State intervention to support Italian banks cannot be ruled out, given the risk that difficulties might undermine trust in the nation’s financial industry, Bank of Italy Governor Ignazio Visco said yesterday.
“Given the risk that, in a context of high uncertainty, limited problems could undermine the trust in the banking system, a public intervention cannot be excluded,” Visco said in a speech at the Italian Banking Association’s annual meeting in Rome.
Visco, who is also a member of the European Central Bank’s (ECB) Governing Council, said the Bank of Italy was working “with the other authorities with determination to promote efficient market interventions” to support Italian banks.
“European regulations provide for the possibility of precautionary public interventions also on capitalization, with reference to the results of stress tests,” Visco said. “The current situation, thick with risks for financial stability, requests the readying of a state backstop to activate in case of necessity, fully respecting EU rules.”

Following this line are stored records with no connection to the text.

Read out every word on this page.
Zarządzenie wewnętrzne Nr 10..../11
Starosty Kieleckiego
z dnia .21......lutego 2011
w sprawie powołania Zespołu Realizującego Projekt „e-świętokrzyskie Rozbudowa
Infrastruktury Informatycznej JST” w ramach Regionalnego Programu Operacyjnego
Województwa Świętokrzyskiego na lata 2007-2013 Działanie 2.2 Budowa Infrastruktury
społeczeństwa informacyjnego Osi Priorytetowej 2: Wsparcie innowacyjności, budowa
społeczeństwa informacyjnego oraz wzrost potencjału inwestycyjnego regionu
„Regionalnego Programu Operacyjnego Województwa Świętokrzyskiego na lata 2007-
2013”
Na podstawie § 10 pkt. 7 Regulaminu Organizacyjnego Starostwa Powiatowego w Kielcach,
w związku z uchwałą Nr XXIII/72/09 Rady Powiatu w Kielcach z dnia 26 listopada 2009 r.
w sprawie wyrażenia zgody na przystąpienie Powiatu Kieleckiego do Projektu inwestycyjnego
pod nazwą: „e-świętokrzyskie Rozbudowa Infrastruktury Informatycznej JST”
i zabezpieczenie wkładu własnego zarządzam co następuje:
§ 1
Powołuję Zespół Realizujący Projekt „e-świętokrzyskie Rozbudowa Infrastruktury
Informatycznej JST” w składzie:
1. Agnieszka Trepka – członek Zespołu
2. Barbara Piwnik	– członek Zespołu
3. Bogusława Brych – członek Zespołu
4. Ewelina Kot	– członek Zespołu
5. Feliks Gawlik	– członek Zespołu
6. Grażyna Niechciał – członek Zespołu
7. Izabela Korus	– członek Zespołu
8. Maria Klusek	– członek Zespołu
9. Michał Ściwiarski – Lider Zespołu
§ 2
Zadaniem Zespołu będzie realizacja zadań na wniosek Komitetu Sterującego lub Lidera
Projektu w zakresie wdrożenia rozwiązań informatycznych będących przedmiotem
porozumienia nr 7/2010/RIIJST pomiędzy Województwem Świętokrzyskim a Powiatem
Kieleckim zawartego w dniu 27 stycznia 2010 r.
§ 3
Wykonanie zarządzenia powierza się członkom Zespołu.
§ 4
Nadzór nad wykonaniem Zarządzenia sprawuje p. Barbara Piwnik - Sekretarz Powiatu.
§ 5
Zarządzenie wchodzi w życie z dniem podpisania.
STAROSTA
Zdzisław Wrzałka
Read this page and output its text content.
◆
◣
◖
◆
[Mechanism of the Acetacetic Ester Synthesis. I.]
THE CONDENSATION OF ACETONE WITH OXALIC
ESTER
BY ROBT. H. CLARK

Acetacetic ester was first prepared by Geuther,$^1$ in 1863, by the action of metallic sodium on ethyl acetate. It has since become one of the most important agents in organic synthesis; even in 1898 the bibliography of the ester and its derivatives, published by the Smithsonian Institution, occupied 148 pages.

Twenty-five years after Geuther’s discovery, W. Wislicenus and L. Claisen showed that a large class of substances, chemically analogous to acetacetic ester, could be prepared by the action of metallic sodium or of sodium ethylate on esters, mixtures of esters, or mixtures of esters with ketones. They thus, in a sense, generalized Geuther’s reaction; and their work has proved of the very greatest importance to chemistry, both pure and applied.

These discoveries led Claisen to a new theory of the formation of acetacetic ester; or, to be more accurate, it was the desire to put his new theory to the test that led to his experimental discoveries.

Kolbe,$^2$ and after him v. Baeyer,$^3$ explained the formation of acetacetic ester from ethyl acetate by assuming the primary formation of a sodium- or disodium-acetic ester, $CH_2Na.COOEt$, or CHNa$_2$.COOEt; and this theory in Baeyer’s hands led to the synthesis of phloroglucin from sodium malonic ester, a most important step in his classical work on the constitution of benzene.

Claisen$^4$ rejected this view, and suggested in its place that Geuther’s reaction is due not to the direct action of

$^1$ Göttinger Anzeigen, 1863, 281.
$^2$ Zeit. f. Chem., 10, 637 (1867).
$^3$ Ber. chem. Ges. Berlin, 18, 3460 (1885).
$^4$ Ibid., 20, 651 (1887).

Italian authorities are racing to shore up a financial system burdened by about 360 billion euros (US$398 billion) of troubled loans amid increasing pressure on Italian lenders from the ECB to clean up their balance sheets and tackle troubled loans that are undermining lending.
Italian Prime Minister Matteo Renzi is exploring measures to support Banca Monte dei Paschi di Siena SpA and other weak banks after Britain’s vote to leave the EU exacerbated a sell off in Italy’s lenders.
Italy is in talks with the European Commission on a plan to recapitalize Monte Paschi and other banks, according to people familiar with the matter.
Talks are stuck on whether creditors should face losses if taxpayer funds are used, they said.
Italy favors a precautionary recapitalization according to the EU’s bank-resolution rules, which allow governments to bolster lenders when capital gaps emerge in stress tests, they said.
As the talks drag on, Dutch Minister of Finance Jeroen Dijsselbloem, who is also chairman of the Eurogroup, told reporters in The Hague that Italian banks were not facing an immediate crisis.
“At a certain point, you need to take the losses, take precautionary measures that will cost money, and the bank, or banks, are going to have to do it,” Dijsselbloem said.
Monte Paschi is working “intensely” with authorities to quickly resolve its bad-loan burden, chief executive officer Fabrizio Viola said on Thursday.
Viola said Monte Paschi’s board reviewed the ECB’s draft request that it reduce its non-performing loans and the board agreed on a response, according to an e-mailed statement.